Cay originally hired Rieley and his firm to do work on the grounds and gardens, and their collaboration on the dovecote was, as Rieley calls it, “a happy coincidence of research.” When Cay had said he wanted to have birds fly over the historic property’s garden, Rieley already had something in mind — Jefferson’s dovecote.
“It became a piece of the larger plan of the garden,” Rieley says. The founding father’s design attracted Rieley due to its elegance and simplicity.
“It’s a modest structure; it’s only about 12 and a half feet square. It’s quite simple, but it is very classically correct in the Tuscan order, and it’s based on sort of a temple form that Jefferson found very appealing,” Rieley says.

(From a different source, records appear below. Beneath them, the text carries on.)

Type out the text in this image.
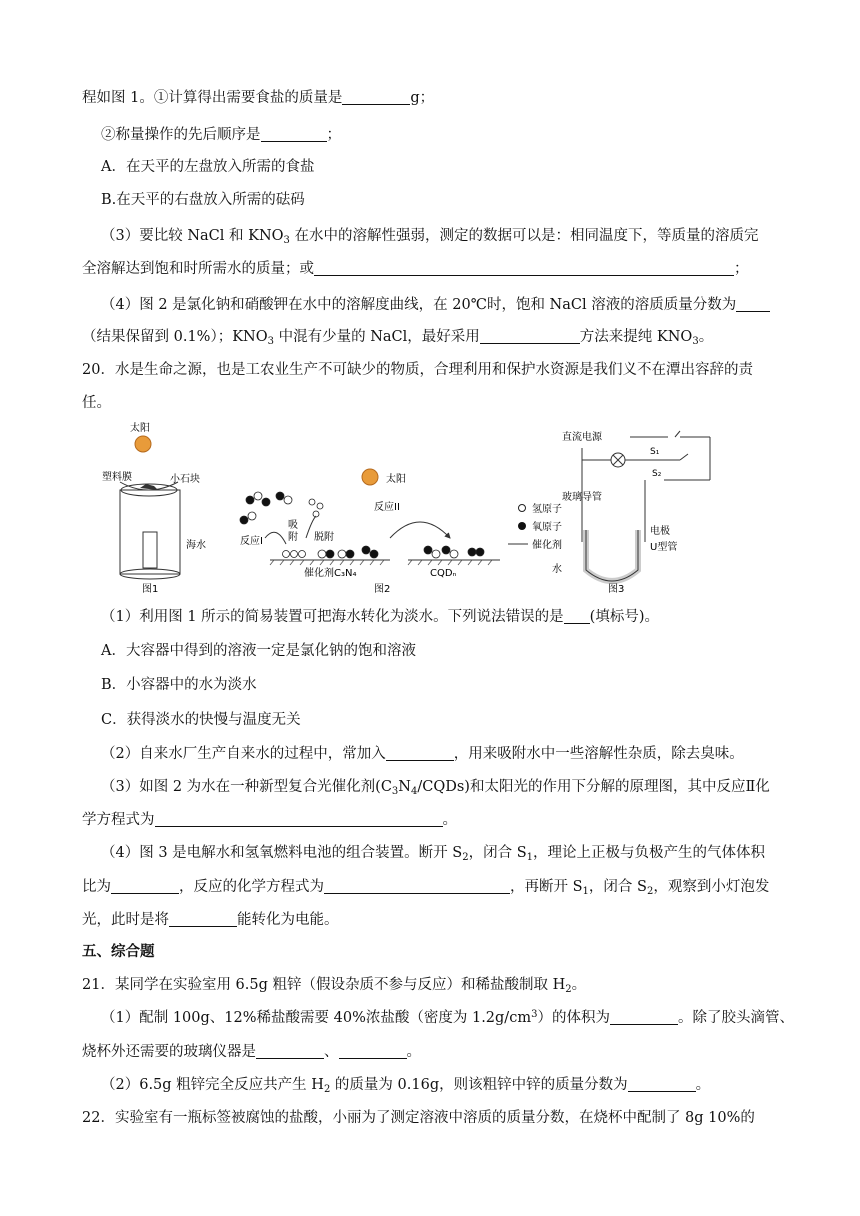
程如图 1。①计算得出需要食盐的质量是	g；
②称量操作的先后顺序是	；
A．在天平的左盘放入所需的食盐
B.在天平的右盘放入所需的砝码
（3）要比较 NaCl 和 $KNO_3$ 在水中的溶解性强弱，测定的数据可以是：相同温度下，等质量的溶质完
全溶解达到饱和时所需水的质量；或	；
（4）图 2 是氯化钠和硝酸钾在水中的溶解度曲线，在 20℃时，饱和 NaCl 溶液的溶质质量分数为
（结果保留到 0.1%）；$KNO_3$ 中混有少量的 NaCl，最好采用	方法来提纯 $KNO_3$。
20．水是生命之源，也是工农业生产不可缺少的物质，合理利用和保护水资源是我们义不在潭出容辞的责
任。
太阳
塑料膜	小石块
海水
图1
太阳
反应I
吸
附 脱附
反应II
催化剂C₃N₄	CQDₙ
图2
氢原子
氧原子
催化剂
直流电源
S₁
S₂
玻璃导管
电极
U型管
水
图3
（1）利用图 1 所示的简易装置可把海水转化为淡水。下列说法错误的是 (填标号)。
A．大容器中得到的溶液一定是氯化钠的饱和溶液
B．小容器中的水为淡水
C．获得淡水的快慢与温度无关
（2）自来水厂生产自来水的过程中，常加入	，用来吸附水中一些溶解性杂质，除去臭味。
（3）如图 2 为水在一种新型复合光催化剂$(C_3N_4/CQDs)$和太阳光的作用下分解的原理图，其中反应Ⅱ化
学方程式为	。
（4）图 3 是电解水和氢氧燃料电池的组合装置。断开 $S_2$，闭合 $S_1$，理论上正极与负极产生的气体体积
比为	，反应的化学方程式为	，再断开 $S_1$，闭合 $S_2$，观察到小灯泡发
光，此时是将	能转化为电能。
五、综合题
21．某同学在实验室用 6.5g 粗锌（假设杂质不参与反应）和稀盐酸制取 $H_2$。
（1）配制 100g、12%稀盐酸需要 40%浓盐酸（密度为 $1.2g/cm^3$）的体积为	。除了胶头滴管、
烧杯外还需要的玻璃仪器是	、	。
（2）6.5g 粗锌完全反应共产生 $H_2$ 的质量为 0.16g，则该粗锌中锌的质量分数为	。
22．实验室有一瓶标签被腐蚀的盐酸，小丽为了测定溶液中溶质的质量分数，在烧杯中配制了 8g 10%的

The Tuscan order is a classic Roman style of architecture. Rieley explained that Andrea Palladio, a famous architect from the Renaissance era, used the temple structure primarily for farm buildings, invoking both a striking appearance and functional use — and Jefferson’s dovecote embodies that.
“It really combines those two things — being a habitation for pigeons in a temple form, but it combines the temple form with agricultural use,” he says. “So that that was an appealing part of it, and appropriate, both of those appropriate, for our garden setting.”